For nearly 50 years, leaded gasoline was prevalent in the air, on household surfaces, and in soil—with disastrous effects, particularly for young, developing minds.
“Children’s digestive systems digest more lead than adults,” Nielsen explained. “And, damage to a developing brain is permanent. These are kids who are exposed to lead all through their baby and toddler years. At that point, the damage is done. There’s no fixing it.”
This crisis had interdisciplinary implications. Nielsen said Unleaded is a study not only of environmental and political science, but also of criminology.
“Lead harms the brain with regard to impulse control,” she said. “Kids exposed to lead are more likely to commit violent crime.”
Leaded gasoline was phased out of production beginning in the 1970s and, though it still is used in some aircrafts, the fuel eventually became illegal to use in automobiles in the United States in 1996. The decades-long battle between scientific activists and government regulators has promising takeaways for the environmental crises that persist today, Nielsen said.
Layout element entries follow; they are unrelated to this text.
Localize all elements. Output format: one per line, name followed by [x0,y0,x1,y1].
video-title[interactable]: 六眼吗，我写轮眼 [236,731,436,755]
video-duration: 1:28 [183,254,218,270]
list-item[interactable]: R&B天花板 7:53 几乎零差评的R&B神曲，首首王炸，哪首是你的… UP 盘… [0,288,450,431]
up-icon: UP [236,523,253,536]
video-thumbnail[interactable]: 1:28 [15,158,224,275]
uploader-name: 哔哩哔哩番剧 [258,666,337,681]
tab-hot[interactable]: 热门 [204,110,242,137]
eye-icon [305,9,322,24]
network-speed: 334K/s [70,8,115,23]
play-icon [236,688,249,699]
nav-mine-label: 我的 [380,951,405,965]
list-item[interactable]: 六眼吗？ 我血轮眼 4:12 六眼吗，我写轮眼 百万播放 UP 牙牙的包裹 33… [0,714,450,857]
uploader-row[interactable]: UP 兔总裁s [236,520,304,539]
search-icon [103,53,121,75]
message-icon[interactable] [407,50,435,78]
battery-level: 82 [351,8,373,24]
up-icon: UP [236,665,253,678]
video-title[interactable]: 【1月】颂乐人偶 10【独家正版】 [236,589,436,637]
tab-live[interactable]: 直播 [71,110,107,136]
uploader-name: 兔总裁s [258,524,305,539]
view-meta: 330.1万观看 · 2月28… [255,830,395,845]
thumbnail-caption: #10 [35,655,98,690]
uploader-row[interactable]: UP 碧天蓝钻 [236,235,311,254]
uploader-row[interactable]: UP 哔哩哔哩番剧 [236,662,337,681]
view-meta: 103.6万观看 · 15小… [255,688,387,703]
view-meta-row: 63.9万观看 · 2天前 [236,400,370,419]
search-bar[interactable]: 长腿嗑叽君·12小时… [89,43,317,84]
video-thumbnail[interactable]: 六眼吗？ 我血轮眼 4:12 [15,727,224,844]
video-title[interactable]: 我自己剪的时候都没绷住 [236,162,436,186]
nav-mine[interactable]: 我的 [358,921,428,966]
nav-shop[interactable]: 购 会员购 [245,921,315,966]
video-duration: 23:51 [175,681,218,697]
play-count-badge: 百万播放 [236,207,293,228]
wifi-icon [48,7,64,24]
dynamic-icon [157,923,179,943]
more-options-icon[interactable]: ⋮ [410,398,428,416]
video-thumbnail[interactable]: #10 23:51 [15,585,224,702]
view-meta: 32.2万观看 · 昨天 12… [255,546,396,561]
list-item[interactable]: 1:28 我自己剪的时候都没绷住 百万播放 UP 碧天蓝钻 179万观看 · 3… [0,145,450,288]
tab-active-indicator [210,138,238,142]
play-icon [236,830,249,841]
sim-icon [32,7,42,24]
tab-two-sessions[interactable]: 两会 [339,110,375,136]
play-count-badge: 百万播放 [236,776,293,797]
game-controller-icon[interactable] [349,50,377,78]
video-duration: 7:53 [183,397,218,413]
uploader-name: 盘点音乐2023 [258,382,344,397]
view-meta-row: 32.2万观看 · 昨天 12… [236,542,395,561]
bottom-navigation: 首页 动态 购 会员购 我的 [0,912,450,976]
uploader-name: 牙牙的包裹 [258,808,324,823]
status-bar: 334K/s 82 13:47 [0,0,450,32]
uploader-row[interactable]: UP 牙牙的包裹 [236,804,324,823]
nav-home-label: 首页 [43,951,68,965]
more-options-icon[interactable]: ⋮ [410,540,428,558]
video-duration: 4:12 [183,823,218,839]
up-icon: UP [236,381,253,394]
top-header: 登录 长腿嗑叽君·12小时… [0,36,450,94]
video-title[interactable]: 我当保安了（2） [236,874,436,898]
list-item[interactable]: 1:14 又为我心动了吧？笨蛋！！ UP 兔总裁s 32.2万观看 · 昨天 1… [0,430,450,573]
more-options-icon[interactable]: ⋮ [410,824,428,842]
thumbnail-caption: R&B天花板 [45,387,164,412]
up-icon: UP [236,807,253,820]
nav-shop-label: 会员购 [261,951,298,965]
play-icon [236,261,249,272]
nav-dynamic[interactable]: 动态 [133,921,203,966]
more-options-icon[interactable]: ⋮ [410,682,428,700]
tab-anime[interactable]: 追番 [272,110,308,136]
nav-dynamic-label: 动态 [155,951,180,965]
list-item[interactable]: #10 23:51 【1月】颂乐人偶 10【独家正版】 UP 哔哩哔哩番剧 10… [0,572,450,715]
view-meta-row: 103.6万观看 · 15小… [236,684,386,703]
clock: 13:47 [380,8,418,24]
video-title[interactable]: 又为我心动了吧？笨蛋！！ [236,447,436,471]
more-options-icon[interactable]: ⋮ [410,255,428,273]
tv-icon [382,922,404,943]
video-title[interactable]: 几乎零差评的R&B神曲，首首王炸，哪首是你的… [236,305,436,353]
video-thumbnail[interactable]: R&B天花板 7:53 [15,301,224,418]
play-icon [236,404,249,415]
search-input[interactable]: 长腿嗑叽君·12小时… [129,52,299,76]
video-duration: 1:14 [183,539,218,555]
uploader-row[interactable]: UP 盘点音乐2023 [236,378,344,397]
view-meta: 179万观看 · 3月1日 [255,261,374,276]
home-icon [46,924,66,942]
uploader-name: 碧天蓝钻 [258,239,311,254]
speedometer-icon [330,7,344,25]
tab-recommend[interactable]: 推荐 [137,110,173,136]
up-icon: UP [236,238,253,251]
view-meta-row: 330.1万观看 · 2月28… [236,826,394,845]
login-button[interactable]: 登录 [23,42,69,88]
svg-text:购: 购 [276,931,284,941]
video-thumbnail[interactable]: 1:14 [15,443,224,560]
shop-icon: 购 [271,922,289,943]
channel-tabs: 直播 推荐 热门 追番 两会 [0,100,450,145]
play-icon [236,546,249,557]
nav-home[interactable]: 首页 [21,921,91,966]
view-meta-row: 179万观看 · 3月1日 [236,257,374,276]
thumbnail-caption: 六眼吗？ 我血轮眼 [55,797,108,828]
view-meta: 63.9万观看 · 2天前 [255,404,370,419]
“One of the reasons I wanted to tell this story is because it’s such a success story for environmental regulations,” she said. “My children are growing up in an environment where they’re not breathing in lead, like I did. And, it’s not because oil companies saw the light.”
Beyond environmental science, the leaded gasoline crisis is a story with strong ties to social justice. The Acknowledgements section within Unleaded offers special thanks to the students in Nielsen’s Environmental Justice classes in 2019 and 2020, who provided valuable feedback on the book, and who collected soil samples from childcare centers to test for lead, and help protect vulnerable kids from the ongoing problem of lead exposure, which disproportionately affects low income communities and communities of color.
“From a Cabrinian perspective, this is an important social justice issue,” Nielsen said. “Throughout the history of our country, Black and Latino children have had more lead positioning than white children. The efforts to ban leaded gasoline were social justice efforts.”